How is a directory that contains another directory not a path?
-
@Gąska said in So I decided to try to update part of my toolchain...:
Like modules that can have submodules, and each submodule can have its own submodules
This is exactly what I deal with 40 hours a week (when I'm not reading TDWTF). And those submodules may be layered dozens of layers deep.
-
@Gąska said in So I decided to try to update part of my toolchain...:
What if some server fails? Is the entire company unable to build until replacement arrives?
No, but presumably any projects that use those specific tools are unable to build until IT restores to another server and tells the rest of the machines to mount
/tool/foo/bar
fromfileserv2
instead offileserv1
.FWIW, it appears each of the dozens of machines in our server farm has its own copy of
/tool/foo/bar
on a local disk. Almost everything else is served from a single server, which I'm sure must be a cluster, because it's providing hundreds of TB of storage.
-
@Gąska said in So I decided to try to update part of my toolchain...:
@dcon with 128 bits, you can generate million new IDs every femtosecond, and by the time the Sun becomes a white dwarf, you'd still have a good chunk of unused IDs left. For in-partition file identifier, 128 bits really is enough for everybody.
But but but I want a database that describes every atom of every celestial object in every galaxy!

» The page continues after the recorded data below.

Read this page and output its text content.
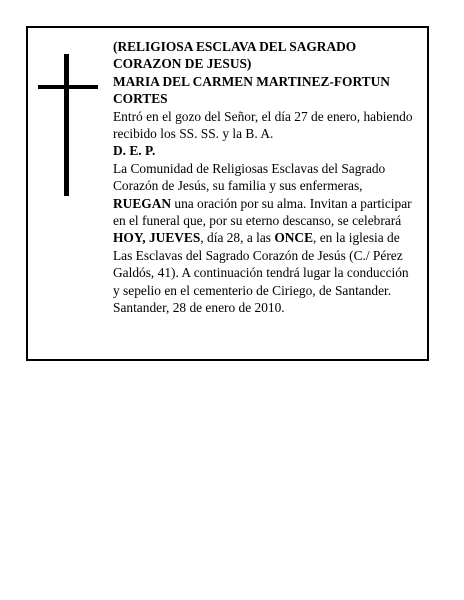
(RELIGIOSA ESCLAVA DEL SAGRADO
CORAZON DE JESUS)
MARIA DEL CARMEN MARTINEZ-FORTUN
CORTES
Entró en el gozo del Señor, el día 27 de enero, habiendo
recibido los SS. SS. y la B. A.
D. E. P.
La Comunidad de Religiosas Esclavas del Sagrado
Corazón de Jesús, su familia y sus enfermeras,
RUEGAN una oración por su alma. Invitan a participar
en el funeral que, por su eterno descanso, se celebrará
HOY, JUEVES, día 28, a las ONCE, en la iglesia de
Las Esclavas del Sagrado Corazón de Jesús (C./ Pérez
Galdós, 41). A continuación tendrá lugar la conducción
y sepelio en el cementerio de Ciriego, de Santander.
Santander, 28 de enero de 2010.
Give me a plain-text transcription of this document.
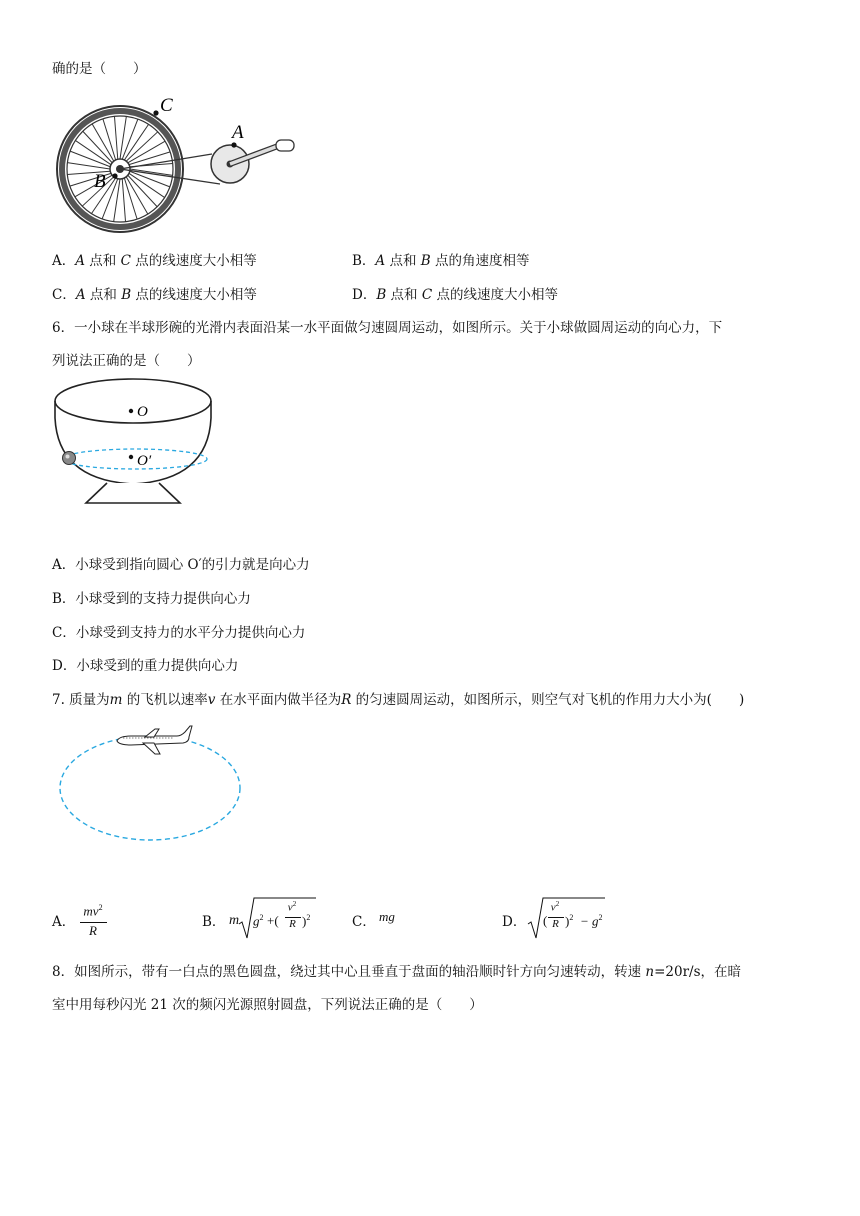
确的是（　　）
C
A
B
A．A 点和 C 点的线速度大小相等	B．A 点和 B 点的角速度相等
C．A 点和 B 点的线速度大小相等	D．B 点和 C 点的线速度大小相等
6．一小球在半球形碗的光滑内表面沿某一水平面做匀速圆周运动，如图所示。关于小球做圆周运动的向心力，下
列说法正确的是（　　）
O
O′
A．小球受到指向圆心 O′的引力就是向心力
B．小球受到的支持力提供向心力
C．小球受到支持力的水平分力提供向心力
D．小球受到的重力提供向心力
7. 质量为m 的飞机以速率v 在水平面内做半径为R 的匀速圆周运动，如图所示，则空气对飞机的作用力大小为(　　)
A．
$mv^2$
R
B． m $g^2$ +(
$v^2$
R )$^2$	C． mg	D． (
$v^2$
R )$^2 - g^2$
8．如图所示，带有一白点的黑色圆盘，绕过其中心且垂直于盘面的轴沿顺时针方向匀速转动，转速 n=20r/s，在暗
室中用每秒闪光 21 次的频闪光源照射圆盘，下列说法正确的是（　　）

Also, if you're generating them at random, you'll run into problems around 264.
-
@HardwareGeek said in So I decided to try to update part of my toolchain...:
@Gąska said in So I decided to try to update part of my toolchain...:
There are no paths but there are still directories which can contain other directories.
How is a directory that contains another directory not a path?
Path is made by concatenating individual filenames/IDs to form a new identifier that's used to access some file. When you don't concatenate names/IDs, you don't have a path. And with system-unique IDs for all files, you don't need concatenation - you start with a directory, you query its content, and the result comes in form of file IDs that are ready to use immediately, without having to connect them with the parent ID first. So you have hierarchical directories, but don't have paths.
-
@boomzilla said in So I decided to try to update part of my toolchain...:
@dkf said in So I decided to try to update part of my toolchain...:
@pie_flavor said in So I decided to try to update part of my toolchain...:
The OS assigns a GUID when the file arrives.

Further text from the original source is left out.